Among other issues I’ve been having with new builds this week, I cannot get any phones to attach via VPN configure in EPM.
I have an older establishes system from earlier this summer using D65/D62 phones and this works fine. If I add a new PJSIP extension to this existing system and then take a phone in my office and configure it to connect it will get the config and connect via the VPN no problem.
The new system I built this week however won’t allow VPN connections for some reason. All settings on the two systems appear Identical as far as I can tell. At first I thought it was the P315 phones as I hadn’t used them before but even my test P315 will connect to the older system but not to any new systems I build.
I don’t know where in the back end to look for logs to see what’s going on so if anyone has that info I’d really appreciate it.
I’ve now rebuilt 3 systems of FreePBX distro 15 from scratch and all 3 will not allow VPN connections from either a D62 or P315 phone that will connect to other older builds.

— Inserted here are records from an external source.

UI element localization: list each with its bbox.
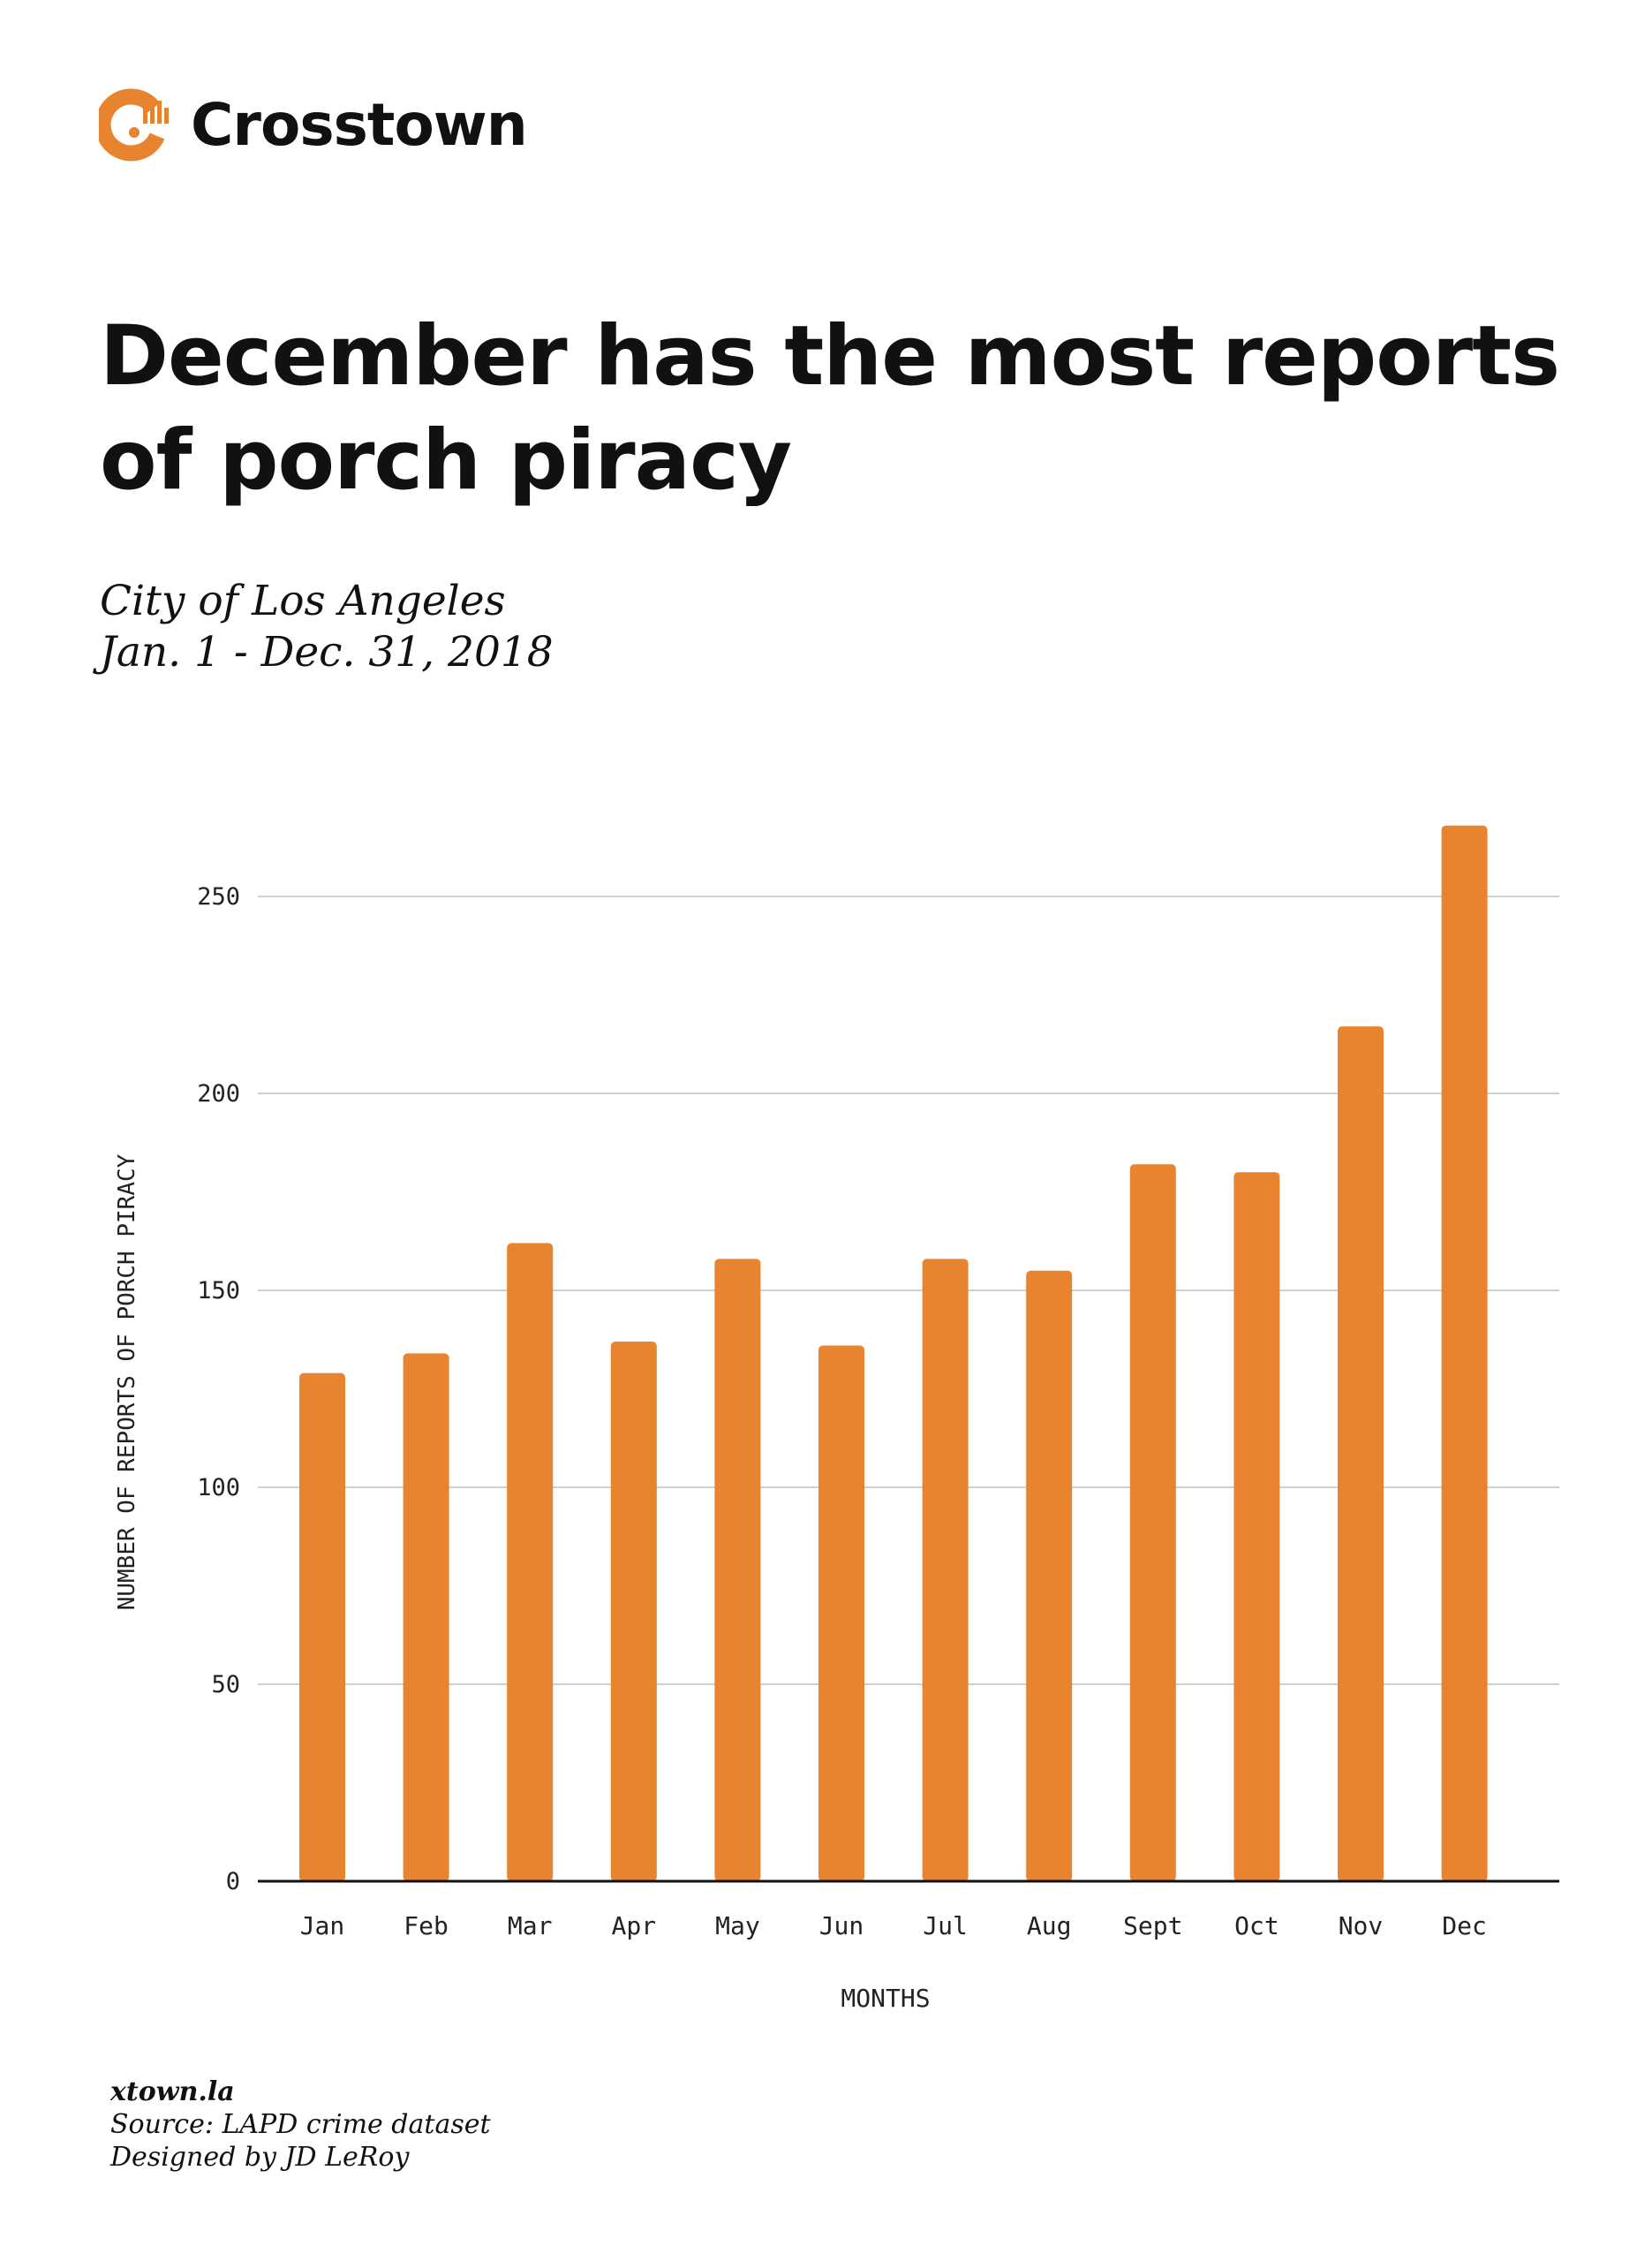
subtitle-line-1: City of Los Angeles <box>100 577 506 625</box>
footer-site-link[interactable]: xtown.la <box>110 2076 235 2107</box>
x-tick-label: Feb <box>404 1911 449 1940</box>
x-tick-label: Jun <box>819 1911 864 1940</box>
bar <box>610 1341 657 1881</box>
bar <box>1026 1270 1073 1881</box>
x-tick-label: Oct <box>1234 1911 1279 1940</box>
bar-chart: 0 50 100 150 200 250 Jan Feb Mar Apr May Jun Jul Aug S… <box>114 825 1559 2013</box>
subtitle-line-2: Jan. 1 - Dec. 31, 2018 <box>100 628 554 677</box>
bar <box>403 1353 449 1881</box>
bar <box>1441 825 1488 1881</box>
bar <box>1338 1026 1384 1881</box>
x-tick-label: Jan <box>300 1911 345 1940</box>
bars <box>299 825 1488 1881</box>
crosstown-logo-icon <box>99 88 169 162</box>
x-tick-label: Mar <box>508 1911 553 1940</box>
bar <box>1233 1172 1280 1881</box>
bar <box>299 1372 345 1881</box>
title-line-2: of porch piracy <box>100 412 792 509</box>
bar <box>1129 1164 1176 1881</box>
subtitle: City of Los Angeles Jan. 1 - Dec. 31, 20… <box>100 576 554 678</box>
y-tick-label: 0 <box>226 1868 240 1895</box>
footer-source: Source: LAPD crime dataset <box>110 2109 491 2140</box>
footer: xtown.la Source: LAPD crime dataset Desi… <box>110 2076 491 2174</box>
page-title: December has the most reports of porch p… <box>100 305 1560 513</box>
bar <box>922 1259 969 1881</box>
x-axis-label: MONTHS <box>841 1984 930 2013</box>
x-tick-label: May <box>715 1911 760 1940</box>
axes: 0 50 100 150 200 250 Jan Feb Mar Apr May Jun Jul Aug S… <box>114 883 1559 2013</box>
y-tick-label: 50 <box>211 1671 240 1698</box>
bar <box>818 1345 864 1881</box>
y-tick-label: 150 <box>197 1277 240 1304</box>
y-tick-label: 100 <box>197 1474 240 1501</box>
x-tick-label: Aug <box>1027 1911 1072 1940</box>
x-tick-label: Jul <box>923 1911 968 1940</box>
x-tick-label: Nov <box>1339 1911 1384 1940</box>
bar <box>714 1259 761 1881</box>
title-line-1: December has the most reports <box>100 308 1560 405</box>
y-tick-label: 200 <box>197 1080 240 1108</box>
y-tick-label: 250 <box>197 883 240 911</box>
footer-credit: Designed by JD LeRoy <box>110 2142 410 2173</box>
x-tick-label: Apr <box>612 1911 657 1940</box>
brand-name: Crosstown <box>191 91 528 159</box>
x-tick-label: Sept <box>1123 1911 1182 1940</box>
logo: Crosstown <box>99 88 528 163</box>
x-tick-label: Dec <box>1442 1911 1487 1940</box>
bar <box>507 1243 554 1881</box>
y-axis-label: NUMBER OF REPORTS OF PORCH PIRACY <box>114 1153 140 1610</box>
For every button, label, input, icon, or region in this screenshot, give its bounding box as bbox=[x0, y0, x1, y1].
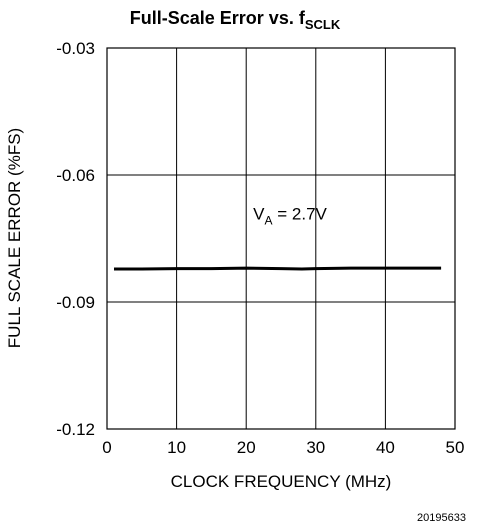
x-tick-label: 0 bbox=[102, 438, 111, 457]
annotation-subscript: A bbox=[265, 213, 273, 227]
x-axis-label: CLOCK FREQUENCY (MHz) bbox=[171, 472, 392, 491]
annotation-rest: = 2.7V bbox=[273, 204, 328, 223]
series-group bbox=[114, 266, 442, 271]
x-tick-label: 30 bbox=[306, 438, 325, 457]
y-tick-labels: -0.03 -0.06 -0.09 -0.12 bbox=[56, 39, 95, 439]
figure-id: 20195633 bbox=[417, 512, 466, 524]
x-tick-label: 20 bbox=[237, 438, 256, 457]
chart-title: Full-Scale Error vs. fSCLK bbox=[130, 8, 341, 32]
x-tick-label: 10 bbox=[167, 438, 186, 457]
y-tick-label: -0.09 bbox=[56, 293, 95, 312]
x-tick-labels: 0 10 20 30 40 50 bbox=[102, 438, 464, 457]
plot-frame bbox=[106, 47, 456, 430]
y-tick-label: -0.12 bbox=[56, 420, 95, 439]
series-line bbox=[114, 266, 442, 271]
y-axis-label: FULL SCALE ERROR (%FS) bbox=[5, 128, 24, 348]
x-tick-label: 50 bbox=[446, 438, 465, 457]
y-tick-label: -0.03 bbox=[56, 39, 95, 58]
grid-lines bbox=[107, 48, 455, 429]
y-tick-label: -0.06 bbox=[56, 166, 95, 185]
voltage-annotation: VA = 2.7V bbox=[253, 204, 327, 227]
chart-title-main: Full-Scale Error vs. f bbox=[130, 8, 306, 28]
x-tick-label: 40 bbox=[376, 438, 395, 457]
annotation-main: V bbox=[253, 204, 265, 223]
chart-title-subscript: SCLK bbox=[305, 17, 341, 32]
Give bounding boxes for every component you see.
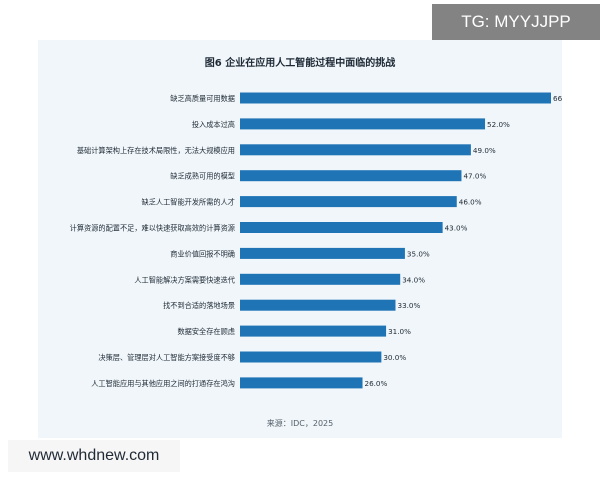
category-label: 数据安全存在顾虑 bbox=[177, 327, 235, 336]
bar bbox=[240, 351, 382, 363]
category-label: 找不到合适的落地场景 bbox=[163, 301, 235, 310]
bar bbox=[240, 144, 471, 156]
bar bbox=[240, 273, 401, 285]
category-label: 商业价值回报不明确 bbox=[170, 249, 235, 258]
watermark-bottom: www.whdnew.com bbox=[8, 440, 180, 472]
bar bbox=[240, 222, 443, 233]
category-label: 投入成本过高 bbox=[192, 120, 235, 129]
value-label: 52.0% bbox=[487, 120, 510, 129]
bar bbox=[240, 118, 486, 130]
category-label: 缺乏成熟可用的模型 bbox=[170, 172, 235, 181]
bar bbox=[240, 247, 405, 259]
chart-source: 来源：IDC，2025 bbox=[266, 419, 334, 428]
chart-title: 图6 企业在应用人工智能过程中面临的挑战 bbox=[204, 58, 396, 69]
value-label: 43.0% bbox=[445, 224, 468, 233]
watermark-top: TG: MYYJJPP bbox=[432, 4, 600, 40]
category-label: 人工智能解决方案需要快速迭代 bbox=[134, 275, 235, 284]
bar bbox=[240, 92, 551, 104]
category-label: 缺乏人工智能开发所需的人才 bbox=[142, 198, 235, 207]
chart-panel: 图6 企业在应用人工智能过程中面临的挑战 缺乏高质量可用数据 66.0% 投入成本过… bbox=[38, 40, 562, 438]
value-label: 47.0% bbox=[463, 172, 486, 181]
bar bbox=[240, 325, 387, 337]
category-label: 缺乏高质量可用数据 bbox=[170, 94, 235, 103]
value-label: 34.0% bbox=[402, 275, 425, 284]
bar bbox=[240, 196, 457, 208]
value-label: 33.0% bbox=[398, 301, 421, 310]
value-label: 46.0% bbox=[459, 198, 482, 207]
value-label: 30.0% bbox=[383, 353, 406, 362]
category-label: 人工智能应用与其他应用之间的打通存在鸿沟 bbox=[91, 379, 235, 388]
category-label: 决策层、管理层对人工智能方案接受度不够 bbox=[98, 353, 235, 362]
bar bbox=[240, 299, 396, 311]
value-label: 35.0% bbox=[407, 249, 430, 258]
value-label: 49.0% bbox=[473, 146, 496, 155]
bar bbox=[240, 377, 363, 389]
bar-chart: 缺乏高质量可用数据 66.0% 投入成本过高 52.0% 基础计算架构上存在技术局限性，… bbox=[70, 92, 562, 389]
category-label: 计算资源的配置不足，难以快速获取高效的计算资源 bbox=[70, 224, 235, 233]
value-label: 26.0% bbox=[365, 379, 388, 388]
bar bbox=[240, 170, 462, 182]
value-label: 31.0% bbox=[388, 327, 411, 336]
value-label: 66.0% bbox=[553, 94, 562, 103]
category-label: 基础计算架构上存在技术局限性，无法大规模应用 bbox=[77, 146, 235, 155]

The phones connect fine without the VPN. If I go into EPM > extension mapping and edit the extension to specify the VPN client, then rebuilt and update phone, the phone updates, reboots and then fails contacting proxy 10.8.0.1:5070transport=udp
Question: does it matter what order settings are created in when using the built in VPN server? So for instance, do you have activate the VPN server first, then create the extensions, then alter/apply the settings in user management (with regard to VPN)?
Or does it not matter as long as after any changes you rebuild the config files in EPM??
Something is definitely screwy here or I’m missing something stupid and simple.
If anyone can spin up a new FreePBX Distro 15 and see if they can get the built in VPN to work (or not work) to confirm I’m not crazy that would be awesome.
In Vultr I took a snapshot of a system that has working VPN phones and then loaded that snapshot on a new Vultr VM. Changed the appropriate network settings and I can get phones to connect via VPN. Build a new server and I can’t.
New install this morning again from scratch:
FreePBX 15 Distro
Did not do the full battery of module and system updates during install, no firewall turned on
Updated EPM module only because I needed P315 support
Installed a certificate on the system, made it the default
Set up one extension, added mac address under Other tab to create EPM entry
change PJSIP Port to 5070 in Advanced > Sip Setting
reboot system to make sure asterisk restarts with PJSIP port 5070
set up EPM Global settings
set up EPM sangoma phone profile for P315
Set up DPMA
set up VPN Server
set VPN permissions in user management
set up phone to connect without vpn, phone connects, gets config.
enable VPN on phone in EPM > Extension Mapping, assign VPN profile in EPM > Extension mapping
rebuild config and Update phone
Phone gets config, updates, reboots and fails trying at:
I’m at a loss here… Either something is very broken or I’m missing something really simple but I can’t see what. I suspect the latter but I’ll be damned if I can see it.
Try changing from UDP to TCP. I have also had issues with phones dropping inbound calls anywhere between 30 and 120 seconds but outbound calls are just fine. When I change from UDP to TCP all my issues seem to go away.
I have also had strange issues with the VPN connection just dropping and reattaching for no reason that I can find. I also found that if I just used the Firewall and Fail2ban in asterisk did not use the firewall on Vultr or DigitalOcean that it helped with these issues as well.
This isn’t a dropout issue, I can’t even connect. I’ve even tried with NO firewalls involved to eliminate that possibility. The most frustrating part is that I can’t find logging anywhere to tell me what if anything is happening with the phones that are trying to connect. I can’t believe that there isn’t a log somewhere.
Working with Sangoma Support now… They suggested I download the openvpn client file from UCP and try to connect from my pc. Did that, it works perfectly… no problem, right in.
Phones still won’t connect to any new system I build… pulling my hair out here.
Not sure what phones you are using but you can use the same files from the UCP for most phones and ATA. I just tested and I had to fiddle with it for the iPhone. On my Sangoma phones it works for me either through the Endpoint Management or via the web interface on the phone.
Using sangoma P315 phones for the particular installation that I’m dealing with at the moment. usually I use the D series phones. Sangoma support confirmed a bug in the way the TLS connection is handled (no other details unfortunately) between system admin and the phones. They’ve opened a ticket with development supposedly (no other details unfortunately). Waiting to hear back if they have any info on a work around.
Upgrade EPM to edge, rebuild the phone config in EPM and apply config then reprovision the phone. Worked for me on the first try.
As an aside, if you’re using zero-touch redirect AND the phone vpn client together, we are seeing a conflict with those two things enabled at once. Choose just one for now.